Quase dois milhões de acres de floresta boreal foram destruídos pelas indústrias extrativas e pelas empresas madeireiras. Eles rasparam a camada superficial do solo e deixaram para trás terrenos baldios envenenados. A produção e o consumo de um barril de petróleo bruto de areias betuminosas liberam de 17 a 21 por cento mais dióxido de carbono do que a produção e o consumo de um barril padrão de petróleo. O petróleo é transportado por milhares de quilômetros até refinarias tão distantes como Houston, através de oleodutos e em reboques de tratores ou vagões ferroviários.
Este ataque massivo, talvez o maior projeto deste tipo no mundo, acelerou a libertação de emissões de carbono que, se não forem controladas, tornarão o planeta inabitável para os seres humanos e para a maioria das outras espécies. Existe uma linha direta entre a destruição da floresta boreal e os violentos incêndios florestais na Califórnia.
O sistema de floresta boreal viu alguns dos piores incêndios florestais do planeta por mais de uma década, incluindo o incêndio florestal de Wood Buffalo (também conhecido como Fort McMurray) de 2016, que consumiu quase 1,5 milhão de acres e que não foi completamente extinto por 15 meses. . O monstruoso incêndio florestal, que segundo o jornalista John Vaillant atingiu cerca de 510 graus Celsius (mais quente que Vénus), destruiu milhares de casas e forçou a evacuação de 88 mil pessoas. O incêndio atingiu Fort McMurray com tanta ferocidade e velocidade que os moradores escaparam por pouco em seus carros, pois edifícios e casas foram vaporizados instantaneamente. As chamas atingiram 91 metros de altura. As bolas de fogo subiram até formarem uma coluna de fumaça que subiu cerca de 300 metros mais alto. Foi um prenúncio do novo normal.
Mais de 100 cientistas climáticos pediram uma moratória sobre a extração de petróleo das areias betuminosas. O antigo cientista da NASA James Hansen alertou há mais de uma década que se o petróleo das areias betuminosas for totalmente explorado, “o jogo termina” para o planeta. Ele também pediu que os CEOs das empresas de combustíveis fósseis sejam julgados por “crimes graves contra a humanidade e a natureza”.
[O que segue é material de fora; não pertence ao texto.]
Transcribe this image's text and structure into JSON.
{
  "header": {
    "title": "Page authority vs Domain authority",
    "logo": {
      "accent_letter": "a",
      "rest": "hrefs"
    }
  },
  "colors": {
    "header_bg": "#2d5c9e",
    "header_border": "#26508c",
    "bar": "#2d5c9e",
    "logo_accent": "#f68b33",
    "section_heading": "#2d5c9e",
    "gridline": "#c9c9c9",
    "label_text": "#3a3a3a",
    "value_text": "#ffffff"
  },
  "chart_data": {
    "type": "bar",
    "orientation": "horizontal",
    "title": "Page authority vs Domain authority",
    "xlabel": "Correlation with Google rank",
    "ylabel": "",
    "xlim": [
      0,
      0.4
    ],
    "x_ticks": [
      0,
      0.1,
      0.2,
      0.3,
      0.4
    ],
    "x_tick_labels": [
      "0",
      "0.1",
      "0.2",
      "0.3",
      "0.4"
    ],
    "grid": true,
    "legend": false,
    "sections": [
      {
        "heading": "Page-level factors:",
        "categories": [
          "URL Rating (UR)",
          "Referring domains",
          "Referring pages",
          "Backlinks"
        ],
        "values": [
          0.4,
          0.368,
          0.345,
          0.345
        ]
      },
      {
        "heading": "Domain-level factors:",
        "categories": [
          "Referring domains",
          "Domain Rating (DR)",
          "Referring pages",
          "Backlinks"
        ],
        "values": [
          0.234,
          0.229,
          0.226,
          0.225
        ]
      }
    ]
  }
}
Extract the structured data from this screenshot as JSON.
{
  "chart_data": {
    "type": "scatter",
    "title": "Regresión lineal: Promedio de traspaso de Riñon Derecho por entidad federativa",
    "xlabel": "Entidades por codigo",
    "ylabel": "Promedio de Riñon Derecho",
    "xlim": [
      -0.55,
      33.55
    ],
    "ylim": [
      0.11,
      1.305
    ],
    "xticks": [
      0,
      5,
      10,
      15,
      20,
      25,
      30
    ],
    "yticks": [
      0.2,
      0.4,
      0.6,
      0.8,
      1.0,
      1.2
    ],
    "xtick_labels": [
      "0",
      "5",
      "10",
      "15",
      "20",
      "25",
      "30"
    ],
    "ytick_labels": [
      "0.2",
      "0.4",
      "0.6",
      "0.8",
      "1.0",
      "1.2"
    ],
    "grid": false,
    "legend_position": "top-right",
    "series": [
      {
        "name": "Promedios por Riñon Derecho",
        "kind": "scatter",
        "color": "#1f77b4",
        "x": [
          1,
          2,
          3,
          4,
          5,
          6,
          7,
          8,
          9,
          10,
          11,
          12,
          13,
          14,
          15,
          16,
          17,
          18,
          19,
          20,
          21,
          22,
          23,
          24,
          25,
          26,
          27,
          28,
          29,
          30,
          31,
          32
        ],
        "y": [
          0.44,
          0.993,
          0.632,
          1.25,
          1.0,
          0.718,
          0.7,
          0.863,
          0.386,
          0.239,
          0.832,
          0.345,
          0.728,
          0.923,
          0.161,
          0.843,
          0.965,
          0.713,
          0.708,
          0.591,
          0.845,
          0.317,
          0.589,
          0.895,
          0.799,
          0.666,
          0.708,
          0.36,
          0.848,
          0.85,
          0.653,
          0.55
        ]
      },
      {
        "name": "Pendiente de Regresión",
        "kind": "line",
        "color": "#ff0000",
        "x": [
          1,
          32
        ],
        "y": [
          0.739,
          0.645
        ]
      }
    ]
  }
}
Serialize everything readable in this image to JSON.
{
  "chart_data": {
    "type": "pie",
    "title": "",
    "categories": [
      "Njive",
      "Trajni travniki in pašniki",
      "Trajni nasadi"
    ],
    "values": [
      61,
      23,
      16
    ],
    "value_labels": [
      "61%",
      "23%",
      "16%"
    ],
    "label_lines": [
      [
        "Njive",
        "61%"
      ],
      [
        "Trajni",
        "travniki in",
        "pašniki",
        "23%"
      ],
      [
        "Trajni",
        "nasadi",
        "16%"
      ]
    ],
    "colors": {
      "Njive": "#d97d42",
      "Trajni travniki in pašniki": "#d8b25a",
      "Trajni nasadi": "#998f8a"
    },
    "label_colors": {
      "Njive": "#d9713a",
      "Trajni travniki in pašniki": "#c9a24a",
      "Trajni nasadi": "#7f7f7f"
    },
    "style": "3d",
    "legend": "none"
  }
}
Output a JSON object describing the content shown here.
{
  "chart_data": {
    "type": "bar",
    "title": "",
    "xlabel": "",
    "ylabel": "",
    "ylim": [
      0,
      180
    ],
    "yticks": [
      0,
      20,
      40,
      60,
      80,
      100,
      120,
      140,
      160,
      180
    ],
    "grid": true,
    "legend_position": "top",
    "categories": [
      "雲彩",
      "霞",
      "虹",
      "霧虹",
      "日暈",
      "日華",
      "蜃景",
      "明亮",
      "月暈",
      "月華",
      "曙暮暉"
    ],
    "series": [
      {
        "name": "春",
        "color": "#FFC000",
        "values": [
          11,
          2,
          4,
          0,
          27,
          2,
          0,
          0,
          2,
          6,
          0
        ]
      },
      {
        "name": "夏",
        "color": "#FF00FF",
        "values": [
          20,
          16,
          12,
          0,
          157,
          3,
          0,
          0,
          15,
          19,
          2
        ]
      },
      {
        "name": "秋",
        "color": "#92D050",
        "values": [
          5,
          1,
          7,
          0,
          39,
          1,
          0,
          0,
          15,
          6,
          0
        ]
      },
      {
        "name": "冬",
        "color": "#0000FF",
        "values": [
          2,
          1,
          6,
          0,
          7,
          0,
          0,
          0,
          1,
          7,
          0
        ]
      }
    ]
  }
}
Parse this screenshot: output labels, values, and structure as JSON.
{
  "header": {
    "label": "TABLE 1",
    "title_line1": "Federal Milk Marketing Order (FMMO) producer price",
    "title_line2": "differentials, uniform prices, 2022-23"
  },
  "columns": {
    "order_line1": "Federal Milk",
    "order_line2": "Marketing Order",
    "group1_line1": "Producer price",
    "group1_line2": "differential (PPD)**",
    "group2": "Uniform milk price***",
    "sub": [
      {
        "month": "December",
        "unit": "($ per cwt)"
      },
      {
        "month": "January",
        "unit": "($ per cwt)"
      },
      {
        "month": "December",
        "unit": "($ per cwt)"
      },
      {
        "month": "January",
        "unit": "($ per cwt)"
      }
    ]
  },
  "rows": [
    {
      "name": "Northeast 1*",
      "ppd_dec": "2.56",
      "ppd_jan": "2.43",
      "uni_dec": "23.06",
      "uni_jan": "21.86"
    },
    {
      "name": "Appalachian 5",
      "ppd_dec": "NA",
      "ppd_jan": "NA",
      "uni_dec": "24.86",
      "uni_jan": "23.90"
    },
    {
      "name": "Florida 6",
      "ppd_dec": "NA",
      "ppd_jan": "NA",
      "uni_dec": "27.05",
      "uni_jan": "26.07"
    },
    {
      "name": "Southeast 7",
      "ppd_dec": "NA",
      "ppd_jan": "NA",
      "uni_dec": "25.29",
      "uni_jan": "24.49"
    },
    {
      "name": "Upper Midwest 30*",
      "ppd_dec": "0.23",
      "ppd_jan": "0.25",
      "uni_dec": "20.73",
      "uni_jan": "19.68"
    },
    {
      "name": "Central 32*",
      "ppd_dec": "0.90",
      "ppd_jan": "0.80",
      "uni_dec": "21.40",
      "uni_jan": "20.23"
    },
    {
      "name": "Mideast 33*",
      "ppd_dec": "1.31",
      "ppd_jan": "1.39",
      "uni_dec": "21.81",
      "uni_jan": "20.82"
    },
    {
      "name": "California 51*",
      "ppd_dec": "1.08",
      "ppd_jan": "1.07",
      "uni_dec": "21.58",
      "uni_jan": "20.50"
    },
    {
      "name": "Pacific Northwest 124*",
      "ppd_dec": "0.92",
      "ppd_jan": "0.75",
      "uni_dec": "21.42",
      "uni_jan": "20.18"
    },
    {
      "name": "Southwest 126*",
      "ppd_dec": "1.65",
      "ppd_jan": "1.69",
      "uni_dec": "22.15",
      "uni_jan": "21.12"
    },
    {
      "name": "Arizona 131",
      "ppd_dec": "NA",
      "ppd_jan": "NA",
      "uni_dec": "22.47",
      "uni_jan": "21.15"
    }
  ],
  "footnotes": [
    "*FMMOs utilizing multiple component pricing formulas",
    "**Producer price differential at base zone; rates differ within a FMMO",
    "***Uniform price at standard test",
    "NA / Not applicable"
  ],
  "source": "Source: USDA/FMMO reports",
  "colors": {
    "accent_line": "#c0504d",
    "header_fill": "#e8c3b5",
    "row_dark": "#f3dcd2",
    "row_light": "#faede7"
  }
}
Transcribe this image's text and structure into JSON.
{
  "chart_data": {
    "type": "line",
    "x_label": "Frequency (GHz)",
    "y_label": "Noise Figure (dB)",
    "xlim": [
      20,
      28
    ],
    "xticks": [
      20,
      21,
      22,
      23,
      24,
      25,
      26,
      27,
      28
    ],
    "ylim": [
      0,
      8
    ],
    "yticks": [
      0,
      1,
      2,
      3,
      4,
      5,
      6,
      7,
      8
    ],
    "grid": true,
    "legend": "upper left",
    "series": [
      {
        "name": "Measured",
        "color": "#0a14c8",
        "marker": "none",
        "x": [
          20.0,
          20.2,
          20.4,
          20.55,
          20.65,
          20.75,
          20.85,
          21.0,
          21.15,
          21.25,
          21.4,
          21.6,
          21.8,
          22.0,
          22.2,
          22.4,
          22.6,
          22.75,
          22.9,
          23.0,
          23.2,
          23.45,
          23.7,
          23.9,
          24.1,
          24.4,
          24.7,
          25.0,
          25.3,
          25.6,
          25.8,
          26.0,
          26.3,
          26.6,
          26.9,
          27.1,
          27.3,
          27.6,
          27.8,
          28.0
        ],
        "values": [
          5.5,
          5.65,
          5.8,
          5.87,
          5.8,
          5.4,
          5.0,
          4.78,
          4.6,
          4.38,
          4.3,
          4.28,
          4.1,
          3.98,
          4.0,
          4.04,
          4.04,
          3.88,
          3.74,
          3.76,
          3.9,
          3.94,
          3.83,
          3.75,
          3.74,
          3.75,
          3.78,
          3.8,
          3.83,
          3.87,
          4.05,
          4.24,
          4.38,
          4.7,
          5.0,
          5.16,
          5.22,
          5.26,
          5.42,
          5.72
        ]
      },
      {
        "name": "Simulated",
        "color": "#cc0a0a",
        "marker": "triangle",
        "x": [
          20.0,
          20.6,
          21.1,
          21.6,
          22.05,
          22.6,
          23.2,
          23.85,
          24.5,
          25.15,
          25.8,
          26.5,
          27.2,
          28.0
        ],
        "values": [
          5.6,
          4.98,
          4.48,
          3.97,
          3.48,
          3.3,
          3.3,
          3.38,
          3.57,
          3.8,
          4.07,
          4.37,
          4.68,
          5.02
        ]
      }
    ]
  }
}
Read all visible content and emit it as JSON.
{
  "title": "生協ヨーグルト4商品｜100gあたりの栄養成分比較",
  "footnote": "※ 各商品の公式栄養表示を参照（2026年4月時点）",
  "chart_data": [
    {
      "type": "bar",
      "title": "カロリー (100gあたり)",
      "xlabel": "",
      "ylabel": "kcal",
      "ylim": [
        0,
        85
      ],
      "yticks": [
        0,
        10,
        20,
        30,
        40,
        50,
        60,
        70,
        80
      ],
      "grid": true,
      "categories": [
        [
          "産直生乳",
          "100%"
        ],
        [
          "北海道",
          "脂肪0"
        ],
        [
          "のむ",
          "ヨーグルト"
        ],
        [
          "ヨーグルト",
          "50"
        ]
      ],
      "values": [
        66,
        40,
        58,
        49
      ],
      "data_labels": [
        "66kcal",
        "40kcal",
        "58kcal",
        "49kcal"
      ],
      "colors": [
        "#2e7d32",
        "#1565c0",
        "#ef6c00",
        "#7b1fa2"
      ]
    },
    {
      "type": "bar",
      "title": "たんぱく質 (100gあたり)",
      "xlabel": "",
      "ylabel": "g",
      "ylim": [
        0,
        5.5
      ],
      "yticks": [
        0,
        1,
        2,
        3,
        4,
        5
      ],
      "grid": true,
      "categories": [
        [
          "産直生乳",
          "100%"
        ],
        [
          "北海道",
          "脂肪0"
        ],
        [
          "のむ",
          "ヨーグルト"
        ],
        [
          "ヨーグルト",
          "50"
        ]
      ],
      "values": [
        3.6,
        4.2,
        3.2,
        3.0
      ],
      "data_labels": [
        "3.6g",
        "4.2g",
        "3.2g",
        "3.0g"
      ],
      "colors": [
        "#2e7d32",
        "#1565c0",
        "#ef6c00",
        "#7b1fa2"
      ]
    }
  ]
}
É difícil ter uma ideia da magnitude da destruição, a menos que você visite, como fiz em 2019, as areias betuminosas de Alberta. Passei um tempo com os 500 moradores de Beaver Lake, a reserva Cree, a maioria dos quais são pobres e vivem em pequenas casas quadradas pré-fabricadas. São vítimas da mais recente iteração da exploração colonial, centrada na extração de petróleo que está a envenenar a água, o solo e o ar à sua volta.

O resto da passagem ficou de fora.